Anchorage Digital, the only federally chartered crypto bank in the U.S., launched Coordinated Multiparty Settlement (CMS) this week — a non-custodial trading infrastructure it says is built for hedge funds and banks. The system, powered by a platform called Atlas, is designed to bring institutional digital asset trading in line with the settlement workflows already standard in traditional finance.
What CMS actually does
CMS lets multiple parties settle trades without any one side handing over custody of assets to the other during the process. That's non-custodial settlement — the assets don't leave each participant's control until the final atomic exchange.
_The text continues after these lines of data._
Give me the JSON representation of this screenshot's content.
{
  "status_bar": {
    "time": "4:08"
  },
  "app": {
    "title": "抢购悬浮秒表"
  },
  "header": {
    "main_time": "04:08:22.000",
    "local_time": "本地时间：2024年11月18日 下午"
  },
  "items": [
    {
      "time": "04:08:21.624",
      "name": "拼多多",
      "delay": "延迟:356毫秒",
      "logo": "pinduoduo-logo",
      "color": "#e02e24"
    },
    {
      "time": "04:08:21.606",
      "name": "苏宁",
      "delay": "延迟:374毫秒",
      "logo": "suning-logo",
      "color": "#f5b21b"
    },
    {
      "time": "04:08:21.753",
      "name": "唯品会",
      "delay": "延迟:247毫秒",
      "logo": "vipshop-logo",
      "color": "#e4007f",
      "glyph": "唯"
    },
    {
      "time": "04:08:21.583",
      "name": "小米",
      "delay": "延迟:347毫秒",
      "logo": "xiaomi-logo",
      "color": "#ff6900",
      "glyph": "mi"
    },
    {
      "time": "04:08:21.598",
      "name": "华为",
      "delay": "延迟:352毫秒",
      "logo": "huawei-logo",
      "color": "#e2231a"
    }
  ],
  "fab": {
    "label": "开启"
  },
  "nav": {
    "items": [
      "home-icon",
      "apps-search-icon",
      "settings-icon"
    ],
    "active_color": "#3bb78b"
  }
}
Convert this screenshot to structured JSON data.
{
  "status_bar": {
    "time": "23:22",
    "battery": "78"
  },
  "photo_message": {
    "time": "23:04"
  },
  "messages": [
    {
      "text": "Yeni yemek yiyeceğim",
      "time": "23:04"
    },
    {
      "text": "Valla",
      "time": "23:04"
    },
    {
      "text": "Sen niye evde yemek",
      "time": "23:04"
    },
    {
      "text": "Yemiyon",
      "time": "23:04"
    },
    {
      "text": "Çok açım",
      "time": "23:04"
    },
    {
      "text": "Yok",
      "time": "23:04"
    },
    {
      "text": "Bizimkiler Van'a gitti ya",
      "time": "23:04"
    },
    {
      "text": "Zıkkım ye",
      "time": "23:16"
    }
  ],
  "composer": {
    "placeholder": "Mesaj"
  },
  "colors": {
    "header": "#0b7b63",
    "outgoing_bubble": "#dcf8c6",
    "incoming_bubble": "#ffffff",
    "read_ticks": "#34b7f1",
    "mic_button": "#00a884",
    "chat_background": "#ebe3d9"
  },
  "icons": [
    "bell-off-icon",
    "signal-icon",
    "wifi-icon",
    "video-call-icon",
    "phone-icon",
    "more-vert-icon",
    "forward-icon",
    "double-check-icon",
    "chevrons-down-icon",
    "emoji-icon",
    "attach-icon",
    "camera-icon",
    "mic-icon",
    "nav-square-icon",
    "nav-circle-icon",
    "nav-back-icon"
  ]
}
For institutions that have been wary of the counterparty risks baked into many crypto trading setups, it's a structural shift. Anchorage described the infrastructure as a direct response to what hedge funds and banks have been asking for: settlement that mirrors the delivery-versus-payment model familiar in bonds and equities.
The target crowd
The bank is aiming squarely at hedge funds and banks — the kind of institutional players that move large blocks of digital assets and need settlement assurance before they'll scale up. Until now, even sophisticated crypto traders often had to pre-fund accounts or rely on trust-based settlement with a single counterparty. CMS removes that layer of credit risk, at least on the settlement side. Anchorage hasn't named any early users yet, but the product's design signals a bet that the demand is there.
Anchorage's edge
Anchorage holds a federal banking charter from the Office of the Comptroller of the Currency — the only crypto firm that can say that. That charter gives it a regulatory standing that most crypto-native settlement providers can't claim. Whether that translates into faster adoption among risk-averse institutions is an open question, but it's a clear differentiator. The bank has been gradually expanding its institutional suite, and CMS is the most ambitious product launch this year.
The platform is live now for qualifying counterparties. Anchorage hasn't published a timeline for broader availability or disclosed any specific integration partners. The next milestone to watch is whether any major bank or hedge fund publicly adopts CMS — that would be the signal that the infrastructure is actually gaining traction beyond the pilot stage.